O presidente da GoiásPrev, Gilvan Cândido, explicou à Sagres 730 nesta terça-feira (29), que essa PEC possibilita que o ente federativo possa instituir alíquotas extraordinárias na ocorrência de déficit previdenciário. Segundo ele, é o mesmo dispositivo aprovado na emenda constitucional no Senado Federal, na semana passada, que estabelece limites, mas que ainda não foi definido como isso será implementado.
“Nesse momento, o ponto principal é o estabelecimento da possibilidade de estabelecer uma alíquota extraordinária”, afirmou. “Isso não está definido, quais são os patamares, se será cobrada, é um debate posterior, o que a gente precisa em primeiro lugar, é aprovar o conjunto de medidas.
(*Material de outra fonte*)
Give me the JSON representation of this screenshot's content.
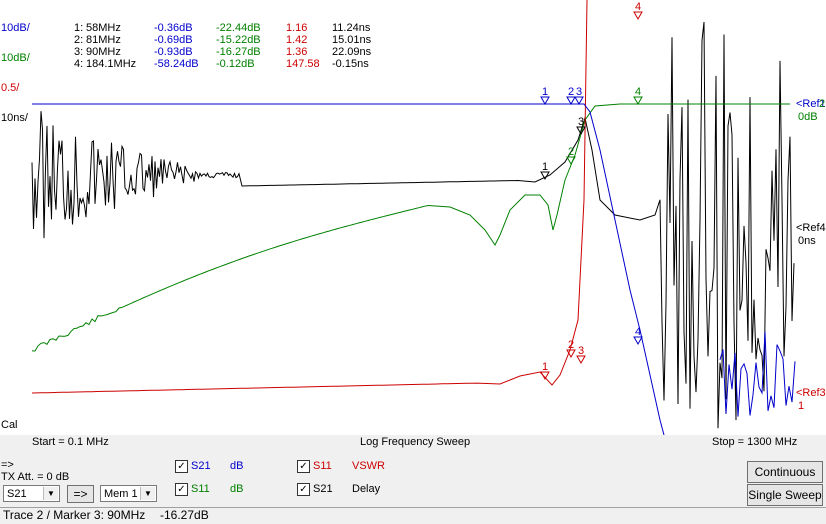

Vamos verificar como o sistema estará organizado e estruturado e, a partir daí, desenhar o plano de custeio dos servidores”, completou.
De acordo com Gilvan Cândido, o cálculo foi feito com base na alteração das regras de elegibilidade, concessão de aposentadoria e de cálculo de benefícios e que a implementação desses conjuntos de regras, deve produzir uma redução no déficit de no mínimo R$ 8,1 bilhões em 10 anos. “A estrutura previdenciária que está desenhada no Estado, em que nós temos mais servidores inativos e pensionistas do que servidores ativos, indica que nós não conseguimos resolver essa questão do déficit da Previdência a curto prazo, são estruturas de longo prazo e, portanto, ele precisa fazer um processo suave de transição e de redução dessa despesa previdenciária”, ressaltou.